The older I get, the more there is a desire for ignorance. My tendency is to over analyze everything to the point where I get angry or depressed. Many times I find myself desiring the simple life (no relation to Paris Hilton) where I do not see the unpleasantness of people and situations; where I don't have expectations that require effort on anyone's part including my own. Life is too short to always be taken so seriously. Besides, who wants to be around someone who is always a downer?

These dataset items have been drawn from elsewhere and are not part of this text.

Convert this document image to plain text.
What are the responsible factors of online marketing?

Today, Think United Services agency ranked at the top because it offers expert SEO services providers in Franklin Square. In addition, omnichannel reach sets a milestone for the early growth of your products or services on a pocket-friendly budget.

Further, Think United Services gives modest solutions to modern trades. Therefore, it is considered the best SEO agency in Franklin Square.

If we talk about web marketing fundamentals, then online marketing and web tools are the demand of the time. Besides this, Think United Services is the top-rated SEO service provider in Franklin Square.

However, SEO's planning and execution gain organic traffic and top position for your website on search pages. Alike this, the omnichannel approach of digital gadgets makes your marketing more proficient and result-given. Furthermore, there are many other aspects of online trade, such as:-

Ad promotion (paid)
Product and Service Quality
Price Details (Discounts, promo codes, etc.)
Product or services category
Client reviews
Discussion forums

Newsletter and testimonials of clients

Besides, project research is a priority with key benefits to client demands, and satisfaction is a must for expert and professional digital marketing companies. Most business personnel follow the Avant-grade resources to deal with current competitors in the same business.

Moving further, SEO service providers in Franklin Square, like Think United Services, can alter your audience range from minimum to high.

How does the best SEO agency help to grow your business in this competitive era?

Therein lays the problem. You get down so people don’t want to hang around you. This leads to a lack of friends to do things with so you get even more down. Now even more people don’t want to hang around you. Anyone see a trend here? Pretty stupid isn’t it? If it’s not body fat, it’s mental fat. Why am I so challenged all the time?

Anyway, this leads me back to my original question; do they still offer full frontal lobotomies? Maybe there are some drugs that will make me happy all the time… oh wait, alcohol does a good job with that. The only problem with getting drunk is that you have to come down sometime; I want to stay floating above the fray.

Sunday, February 03, 2008

Gotta love those Monks!

Saturday some friends and I met for dinner at Quinn’s on Capitol Hill. This place is relatively new and has an assortment of expensive beers. Of these, my favorite was a Trappist Ale.

I can’t help but wonder if it’s my favorite because after only three of them I was quite happily drunk. Times like those are when I miss living on the hill and stumbling home drunk off my ass. Now days I have to sober up before driving home.

It takes a long time to sober up if I’m not out dancing the night away and last night was no different. Unfortunately, there was no dancing since one of the pair I was with does not care for the clubs and if his boyfriend had gone with me, there’d have been hell to pay when he got home. But, like a good friend, he helped me walk it off until I was sober.

Mmm… Trappist Ale!

Saturday, February 02, 2008

Good Friends, Good Snow, Good Skiing

Yesterday, some friends and I headed up to Crystal Mountain for fun on the slopes. The four of us were evenly matched into pairs where our skiing capabilities are concerned. Dan and Fred are advanced skiers while Becky (Dan’s girlfriend) and I are beginners.

Dan and Fred helped Becky and I for the first half of the day giving us pointers on the Bunny Slope. Before lunch, we ventured onto the harder runs for awhile until finally giving Dan and Fred their leave so they could enjoy the black diamonds while Becky and I worked on the greens.

What a fun time! We ended up skiing past 4:30 into the night skiing portion of the day. This is the first that I’ve ever night skied and it was pretty cool.

After we wrapped it up for the night, we ended up meeting with some friends of Dan who had an RV parked up there for the weekend. After some beer and good conversation, we finally took our leave and drove back to Seattle.

I enjoyed the trip and want to do it again this season. Sooner or later, I have to get my skill level up and the only way to do that is practice.